A new report finds many people suffer depression on returning to work after a period of prolonged absence for both physical and mental illnesses.
It calls for managers to produce better "return to work" schemes for the sick.
Firms should not allow this to be sidelined as a result of the recession, the Mental Health Foundation adds.
If anything, employers should ensure valuable staff are able to be as productive as possible as hard times hit, the charity said.
The research, carried out at Loughborough University, found nearly half of those who returned to work after a physical illness such as chronic back pain, cancer or heart disease, reported mild to moderate symptoms of depressions.
In-depth interviews with 30 of the 264 employees studied suggested they found it harder to tell their managers about their depression than their original illness.
Some three quarters of people who had been on leave with a mental health condition reported symptoms of continuing depression.
The research indicated that they were less likely to see well constructed return to work schemes than their physically ill counterparts.
This was despite the fact that their illness was much more likely to have been work related in the first place.
Researchers said they did find evidence of good practice, in particular where "case conferences" were held to discuss the return to work with employee, manager and an occupational health specialist.

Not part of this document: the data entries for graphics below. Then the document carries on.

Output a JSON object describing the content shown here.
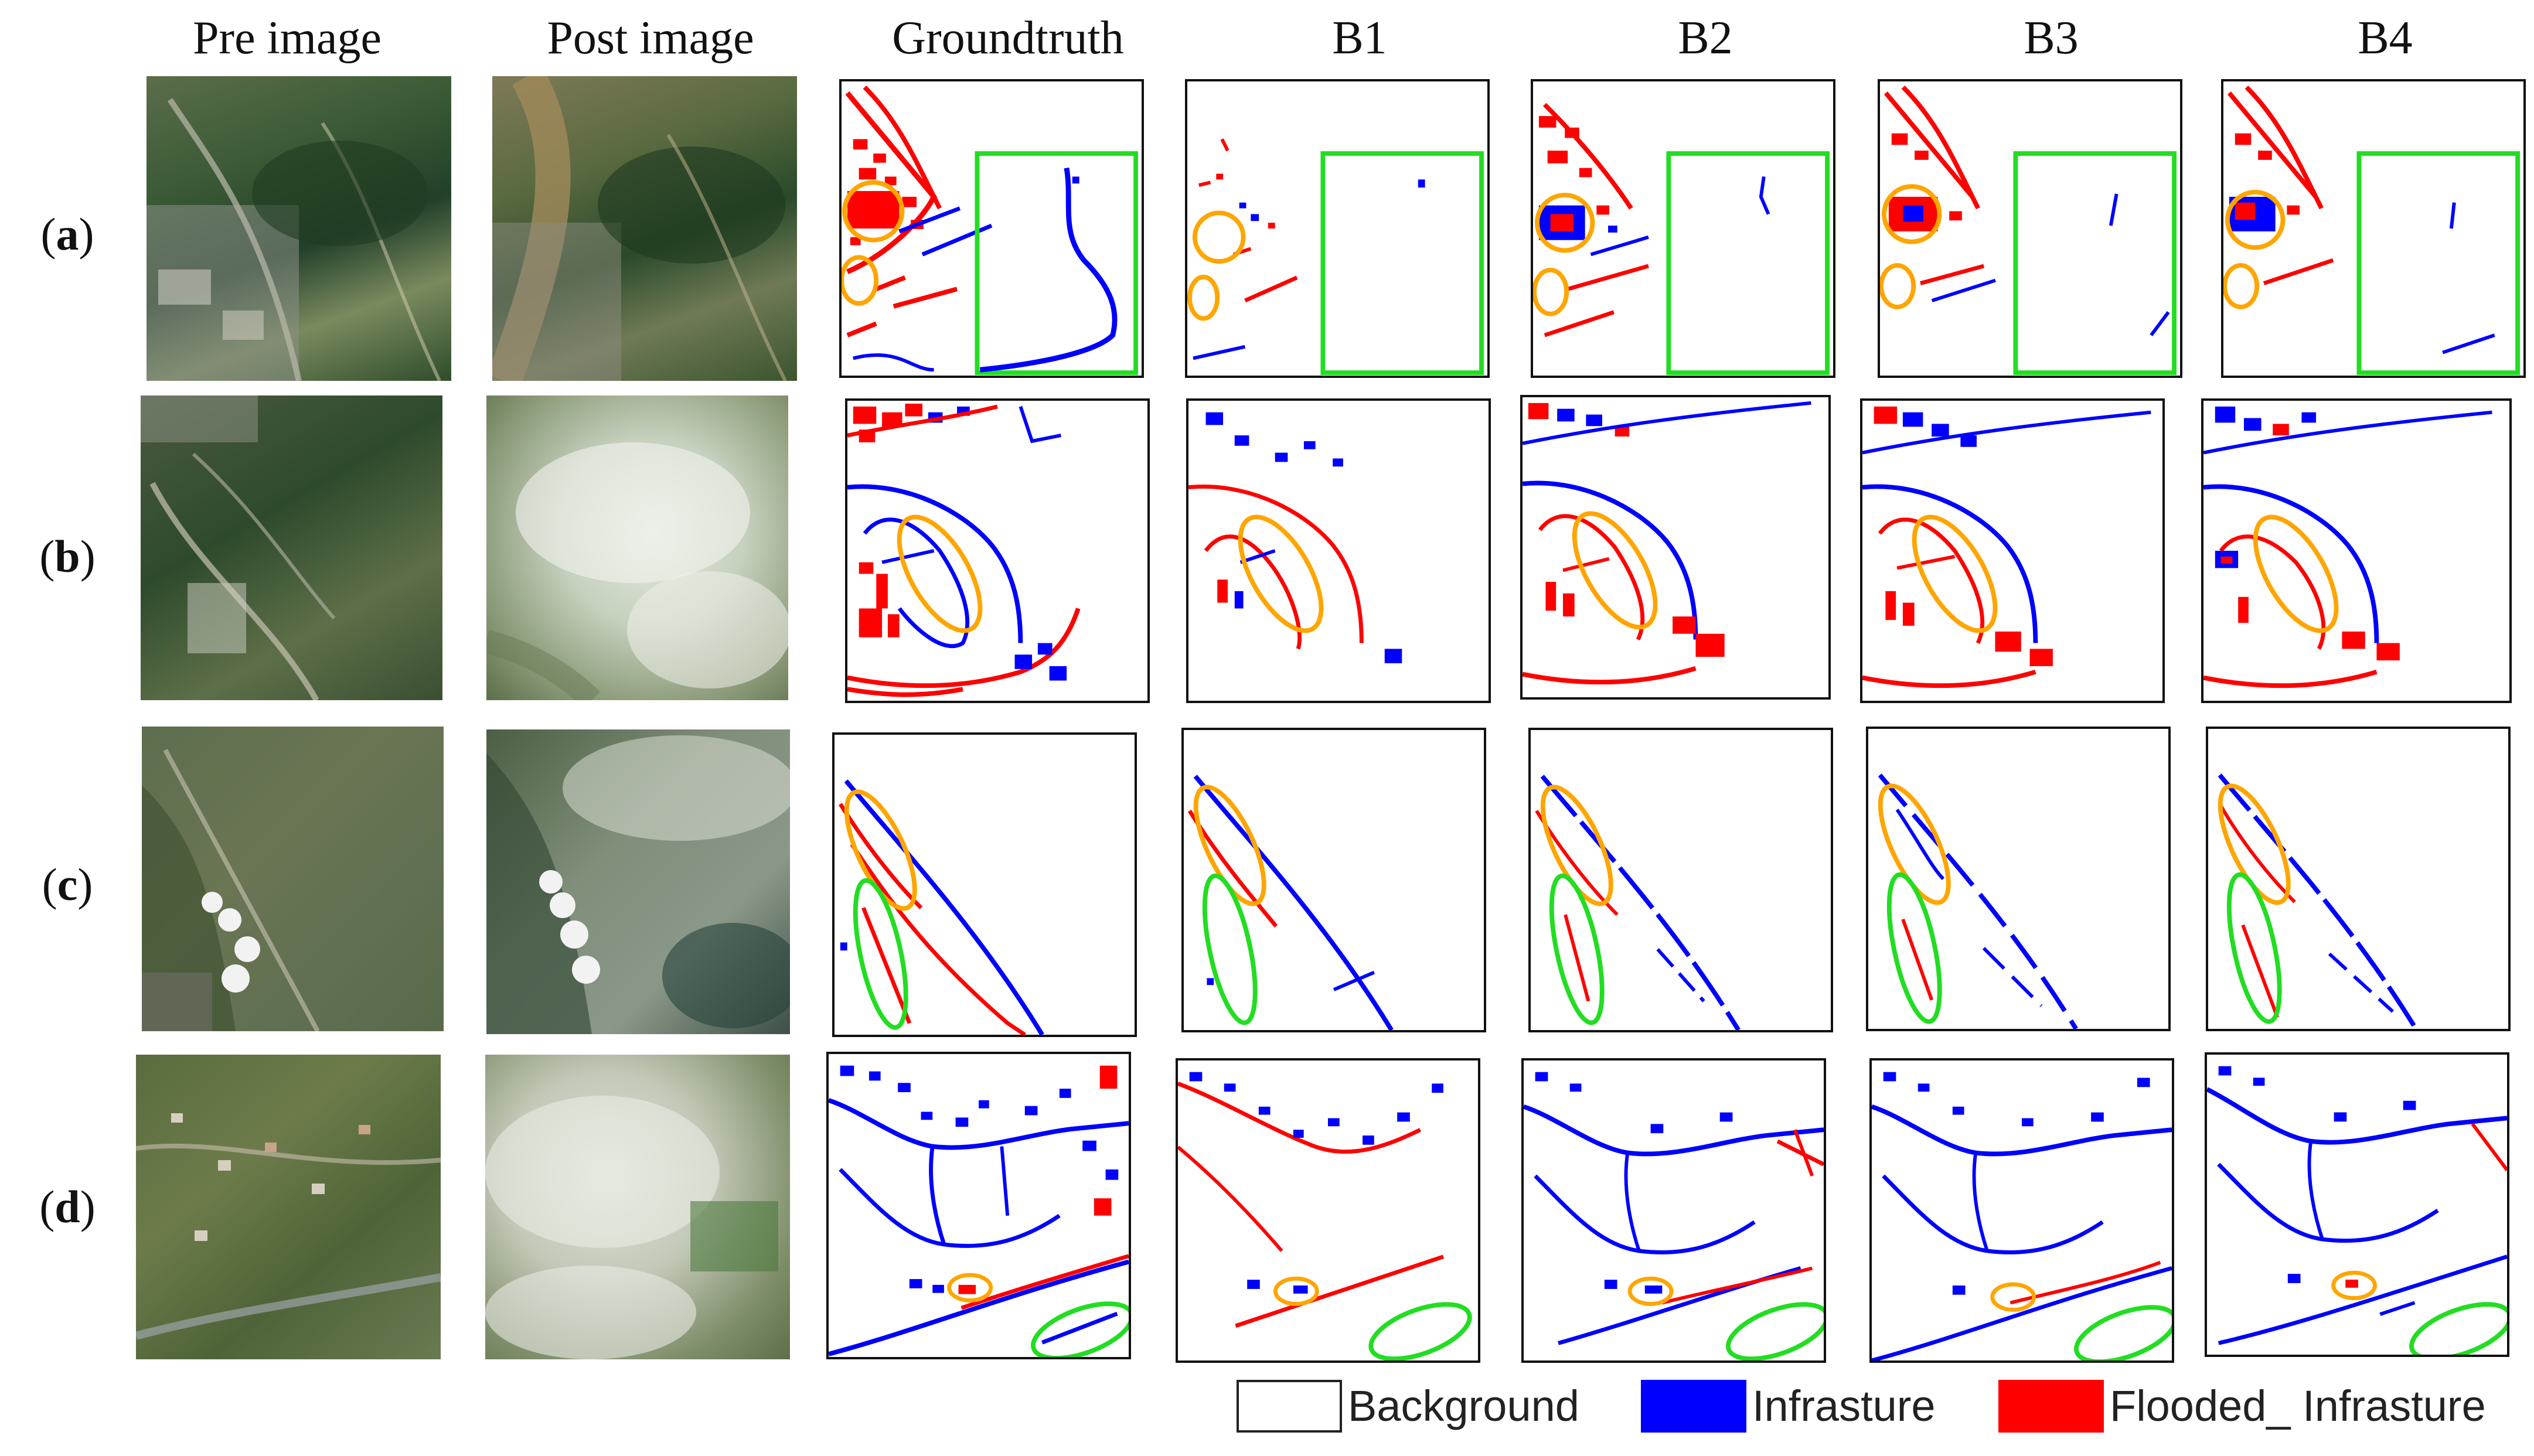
{
  "columns": [
    "Pre image",
    "Post image",
    "Groundtruth",
    "B1",
    "B2",
    "B3",
    "B4"
  ],
  "rows": [
    {
      "open": "(",
      "letter": "a",
      "close": ")"
    },
    {
      "open": "(",
      "letter": "b",
      "close": ")"
    },
    {
      "open": "(",
      "letter": "c",
      "close": ")"
    },
    {
      "open": "(",
      "letter": "d",
      "close": ")"
    }
  ],
  "legend": [
    {
      "label": "Background",
      "color": "#ffffff"
    },
    {
      "label": "Infrasture",
      "color": "#0000ff"
    },
    {
      "label": "Flooded_ Infrasture",
      "color": "#ff0000"
    }
  ],
  "colors": {
    "infrastructure": "#0000ff",
    "flooded": "#ff0000",
    "orange_highlight": "#ffa500",
    "green_highlight": "#22dd22",
    "border": "#111111"
  }
}
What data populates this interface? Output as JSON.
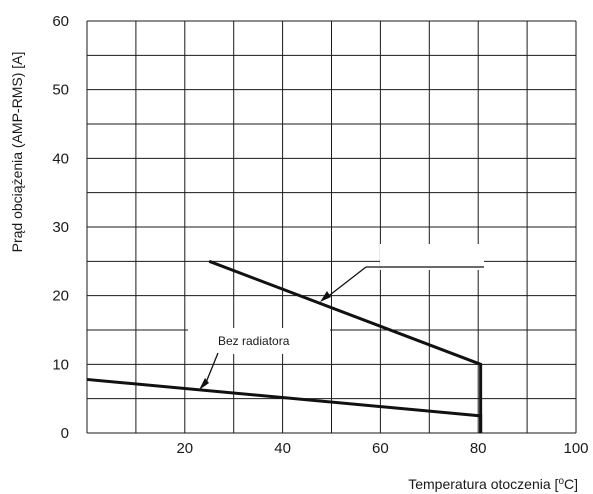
{
  "chart_data": {
    "type": "line",
    "xlabel": "Temperatura otoczenia [",
    "xlabel_sup": "o",
    "xlabel_tail": "C]",
    "ylabel": "Prąd obciążenia (AMP-RMS) [A]",
    "xlim": [
      0,
      100
    ],
    "ylim": [
      0,
      60
    ],
    "x_ticks": [
      "20",
      "40",
      "60",
      "80",
      "100"
    ],
    "y_ticks": [
      "0",
      "10",
      "20",
      "30",
      "40",
      "50",
      "60"
    ],
    "x_grid_step": 10,
    "y_grid_step": 5,
    "grid": true,
    "series": [
      {
        "label_key": "with_radiator",
        "x": [
          25,
          80.5,
          80.5
        ],
        "y": [
          25,
          10,
          0
        ]
      },
      {
        "label_key": "without_radiator",
        "x": [
          0,
          80.5,
          80.5
        ],
        "y": [
          7.8,
          2.5,
          0
        ]
      }
    ],
    "annotations": {
      "without_radiator": "Bez radiatora",
      "with_radiator": ""
    },
    "colors": {
      "line": "#111111",
      "grid": "#1a1a1a",
      "background": "#ffffff"
    }
  }
}
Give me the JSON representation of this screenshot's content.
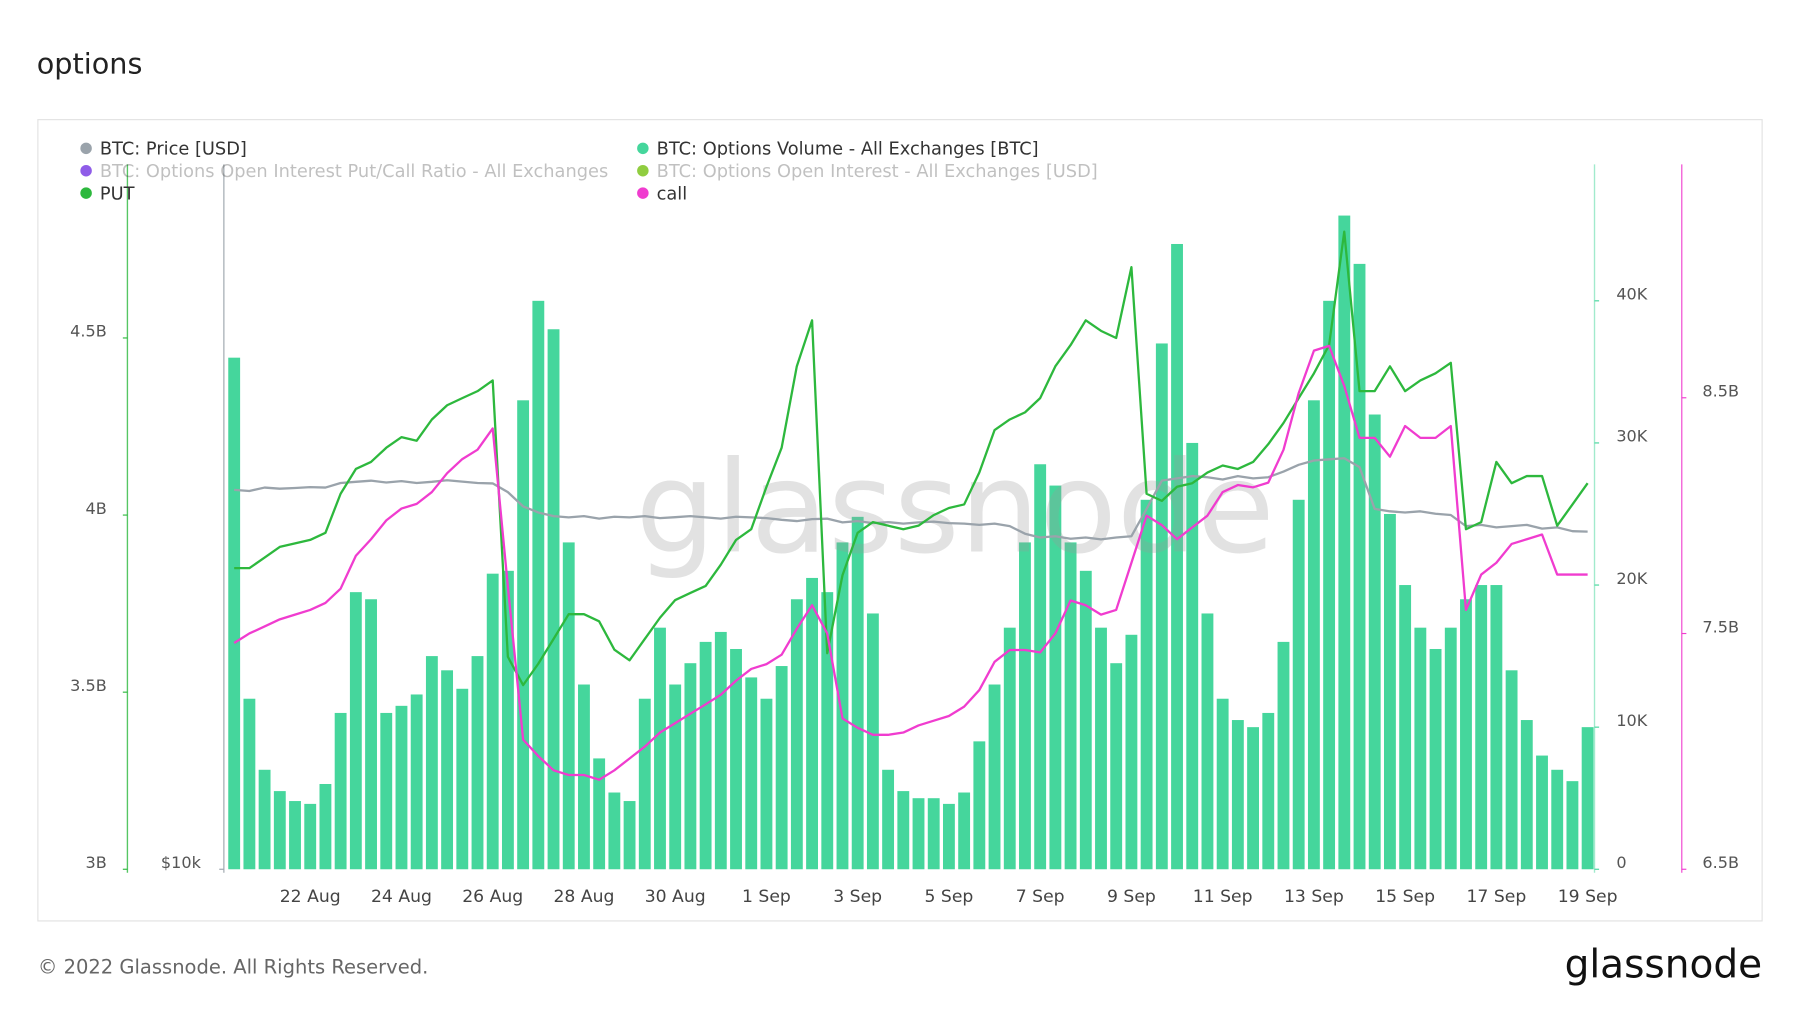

Shorter working hours and fewer tasks were among the key working aspects reported to be beneficial to the employee's mental health.
Support from colleagues was also found to be instrumental, and the report recommends employers provide mental health training to staff to help improve understanding of the issues.
"It's understandable that people still feel more comfortable talking to an employee about cancer than they do about mental health - the stigma has yet to be properly addressed," says Rowan Myron, Associate Head of Research at the Mental Health Foundation.
"But employers really do need to take this on board. The recession means more than ever, companies need to make sure they are getting the best out of their staff - so now is really not the time to sideline these efforts."
Susan Scott-Parker, the head of the Employers’ Forum on Disability agreed that the research made "good business sense for employers to get it right when staff return to work after a period of ill health and experience mental distress.
"Our own research into the experiences of line managers found that many people want to support their staff with mental health problems, but are not sure how best to.
"Best practice on mental health at work is often about common sense principles like giving managers mental health awareness training and using cost-free, good management techniques.
"Above all, adjustments need to have the support of both employees and employers to be a success."
Marjorie Wallace of the mental health charity Sane said: "There is often a conspiracy of silence surrounding mental illness in the workplace – to the detriment of both employees and employers.
"What we need is for everyone to combine forces to make returning to work easier, rather than risk frightening people who make this transition following a physical or mental illness.
"To do this, we should listen to employees and employers to find out their views and what support they will need."